The testing of genetically modified crops has received a new lease of life in Maharashtra with a committee set up under nuclear scientist Anil Kakodkar recommending that the trials be restarted.

In March, field trials of rice, corn, brinjal and chickpea commenced in farms controlled by State agriculture universities. The seeds were provided by companies such as Monsanto, Mahyco and BASF. But the trials had to be abandoned as the State Agriculture Department withdrew permission. 

The NGOs that opposed GM crops, including RSS-affiliated Swadeshi Jagran Manch, had raised several technical issues including fears of cross-pollination between GM and non-GM crops. 

Agriculture scientist and a member of the committee CD Mayee told BusinessLine that the objections have been addressed. “There is no issue as far as field trials are concerned. Confined fields trials are regulated in Maharashtra so they do not create any problems,” he said.

An industry source said that due to the earlier ban, the kharif season had to be abandoned. Now, the rabi could be used to test seeds. A Maharashtra government official said final clearance for the trials could be given after Diwali.

Mahyco, through its group company Sungro, is developing a GM chickpea (chana). It has developed the seeds through a public-private partnership with Assam Agricultural University.
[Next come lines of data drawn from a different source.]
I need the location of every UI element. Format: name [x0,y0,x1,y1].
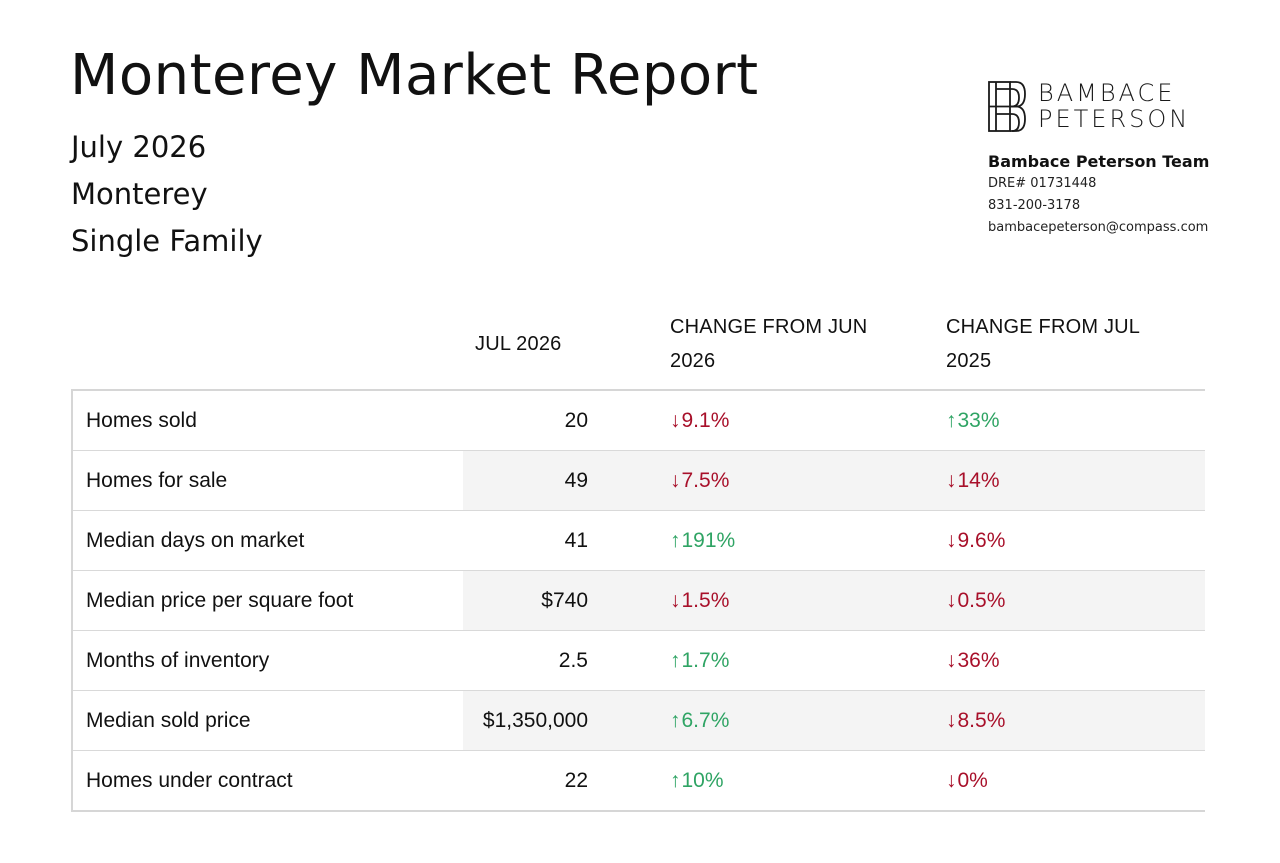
change-from-previous-year: ↓0% [946,751,988,810]
logo-wordmark-line2: PETERSON [1038,105,1191,133]
header-current-month: JUL 2026 [475,333,562,355]
table-row: Median sold price $1,350,000 ↑6.7% ↓8.5% [73,691,1205,751]
metric-value: 49 [564,469,588,492]
table-row: Homes sold 20 ↓9.1% ↑33% [73,391,1205,451]
metric-label: Homes under contract [86,769,293,792]
change-from-previous-month: ↑1.7% [670,631,729,690]
change-percent: 36% [957,649,1000,672]
arrow-down-icon: ↓ [946,649,957,672]
change-percent: 33% [957,409,1000,432]
logo-wordmark-line1: BAMBACE [1038,79,1176,107]
change-from-previous-year: ↓14% [946,451,1000,510]
arrow-down-icon: ↓ [946,709,957,732]
metric-value: $740 [541,589,588,612]
change-from-previous-year: ↓9.6% [946,511,1005,570]
report-month: July 2026 [71,130,207,164]
logo-mark-icon [988,80,1026,132]
change-percent: 7.5% [681,469,730,492]
metric-label: Homes for sale [86,469,228,492]
change-from-previous-month: ↓7.5% [670,451,729,510]
table-row: Homes under contract 22 ↑10% ↓0% [73,751,1205,810]
phone-number: 831-200-3178 [988,198,1081,213]
team-name: Bambace Peterson Team [988,152,1210,171]
dre-number: DRE# 01731448 [988,176,1097,191]
header-change-year: CHANGE FROM JUL 2025 [946,316,1140,372]
metric-label: Median days on market [86,529,305,552]
table-body: Homes sold 20 ↓9.1% ↑33% Homes for sale 49 ↓7.… [71,391,1205,812]
change-percent: 14% [957,469,1000,492]
metric-value: $1,350,000 [482,709,588,732]
table-row: Homes for sale 49 ↓7.5% ↓14% [73,451,1205,511]
change-percent: 0% [957,769,988,792]
change-from-previous-month: ↓9.1% [670,391,729,450]
table-row: Months of inventory 2.5 ↑1.7% ↓36% [73,631,1205,691]
metric-label: Median price per square foot [86,589,354,612]
brand-block: BAMBACE PETERSON Bambace Peterson Team D… [988,80,1268,239]
change-from-previous-year: ↓8.5% [946,691,1005,750]
change-percent: 10% [681,769,724,792]
arrow-down-icon: ↓ [946,529,957,552]
report-area: Monterey [71,177,208,211]
arrow-down-icon: ↓ [946,769,957,792]
change-percent: 9.6% [957,529,1006,552]
report-property-type: Single Family [71,224,263,258]
change-percent: 6.7% [681,709,730,732]
arrow-up-icon: ↑ [670,529,681,552]
arrow-up-icon: ↑ [670,649,681,672]
metric-label: Months of inventory [86,649,270,672]
arrow-up-icon: ↑ [946,409,957,432]
change-from-previous-month: ↑191% [670,511,735,570]
market-stats-table: JUL 2026 CHANGE FROM JUN 2026 CHANGE FRO… [71,300,1205,812]
change-percent: 1.5% [681,589,730,612]
arrow-down-icon: ↓ [946,469,957,492]
email-address: bambacepeterson@compass.com [988,220,1209,235]
table-row: Median price per square foot $740 ↓1.5% ↓0.… [73,571,1205,631]
change-from-previous-month: ↓1.5% [670,571,729,630]
report-title: Monterey Market Report [70,43,759,108]
metric-value: 22 [564,769,588,792]
metric-value: 41 [564,529,588,552]
arrow-up-icon: ↑ [670,709,681,732]
change-from-previous-year: ↓0.5% [946,571,1005,630]
change-from-previous-year: ↓36% [946,631,1000,690]
change-percent: 0.5% [957,589,1006,612]
arrow-down-icon: ↓ [670,469,681,492]
change-percent: 9.1% [681,409,730,432]
metric-value: 20 [564,409,588,432]
change-from-previous-month: ↑6.7% [670,691,729,750]
change-from-previous-year: ↑33% [946,391,1000,450]
header-change-month: CHANGE FROM JUN 2026 [670,316,868,372]
arrow-down-icon: ↓ [670,589,681,612]
metric-label: Median sold price [86,709,251,732]
change-percent: 191% [681,529,736,552]
change-percent: 1.7% [681,649,730,672]
arrow-down-icon: ↓ [946,589,957,612]
arrow-up-icon: ↑ [670,769,681,792]
table-row: Median days on market 41 ↑191% ↓9.6% [73,511,1205,571]
brand-logo: BAMBACE PETERSON [988,80,1268,132]
metric-value: 2.5 [558,649,588,672]
metric-label: Homes sold [86,409,197,432]
arrow-down-icon: ↓ [670,409,681,432]
change-from-previous-month: ↑10% [670,751,724,810]
change-percent: 8.5% [957,709,1006,732]
table-header-row: JUL 2026 CHANGE FROM JUN 2026 CHANGE FRO… [71,300,1205,391]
It claims that farm production could increase 20-25 per cent using its GM chickpea. Mahyco is also working on a salt-tolerant variety of rice in the coastal Konkan region of Maharashtra. 

‘More clarity needed’

Despite all the assurances, National Co-convenor of Swadeshi Jagran Manch Ashwani Mahajan said the trials should not be allowed, as there is a need for more clarity, especially from the toxicity perspective.

The committee, he said, has not come clean on technical and environmental issues raised by the Manch.

Some experts on the committee have a conflict of interest, therefore a demand would soon be made for the formation of a national commission, which will look at all the aspects of GM crops, he said.